Parlando della successione, Piero Antinori racconta che “quando le mie figlie, che sono tre femmine, erano molto piccole, ho avuto qualche dubbio che ci potesse essere una continuità familiare, quindi ovviamente qualche preoccupazione. Però, quando Albiera, mia figlia maggiore, aveva 17-18 anni, mi ricordo che mi accompagnò in un viaggio di promozione dei vini italiani in Canada e io a un certo momento dovetti tornare rapidamente in Italia, perché all’epoca ero presidente di Federvini, e fu il momento dello scandalo del metanolo in Italia, per cui fu richiamato perché dovevamo prendere alcune decisioni. E quindi lasciai Albiera da sola in Canada. Fece un bellissimo lavoro, forse migliore di quello che avrei fatto io, e capii che, invece, contrariamente a quanto avevo sospettato e temuto, c’era un interesse, una capacità e anche una volontà di occuparsi dell’azienda. Le altre due sorelle hanno seguito l’esempio della maggiore e e gradualmente hanno preso sempre piede e responsabilità maggiori. Ora sono loro che, insieme ovviamente al management dell’azienda, Renzo Cotarella in particolare, la mandano avanti. Io cerco di fare solo le cose che mi divertono e tutti i grattacapi cerco di lasciarli a loro. Condividiamo gli stessi valori, le stesse passioni e soprattutto lo stesso amore per l’azienda. E questa è una cosa veramente importante per me, perché il mio amore per l’azienda è un amore viscerale, quasi morboso. Tanto è vero che a volte, per questo, mi chiedono se abbia bisogno di uno psichiatra. Invece l’amore delle mie figlie per l’azienda è normale, quindi loro non hanno bisogno di uno psichiatra” ha scherzato Antinori.

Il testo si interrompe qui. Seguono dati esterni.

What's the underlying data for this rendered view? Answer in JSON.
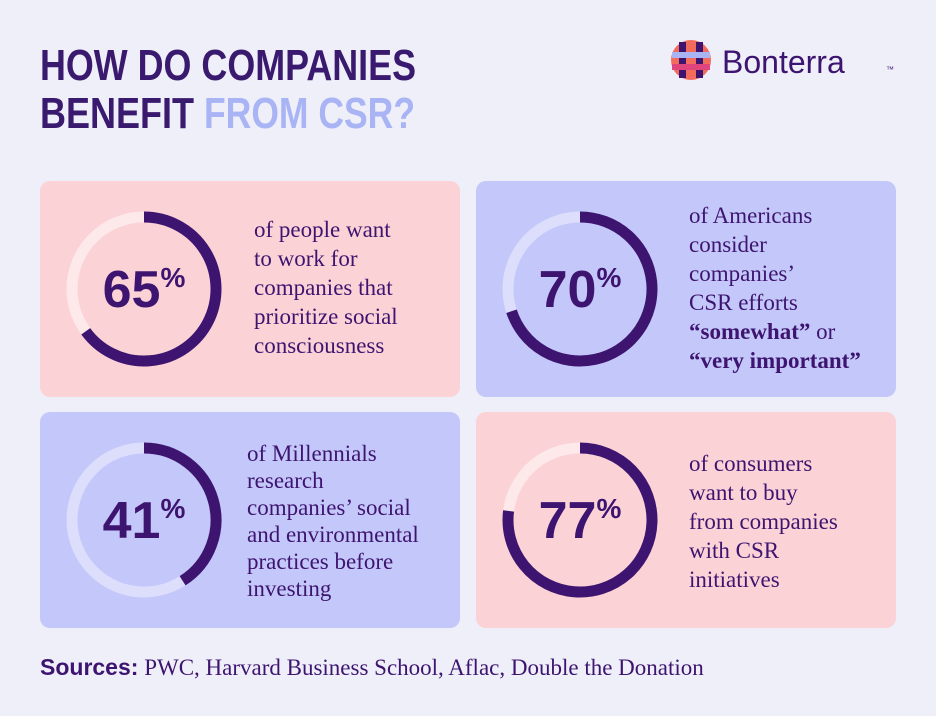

Infine, nel ricordare che la cena per festeggiare lo straordinario traguardo del Solaia - prima etichetta italiana arrivata, nel 1997, al n. 1 della “Top 100” di Wine Spectator, la più prestigiosa rivista internazionale del vino - fu organizzata, con un gesto di grande eleganza, da Bona Frescobaldi (altra grande dinastia dell’enologia toscana e brand famoso nel mondo ndr), Piero Antinori sottolinea che “una delle caratteristiche del nostro mestiere, all’interno della comunità del vino, è che siamo tutti amici, e che si si incontrano persone straordinarie”.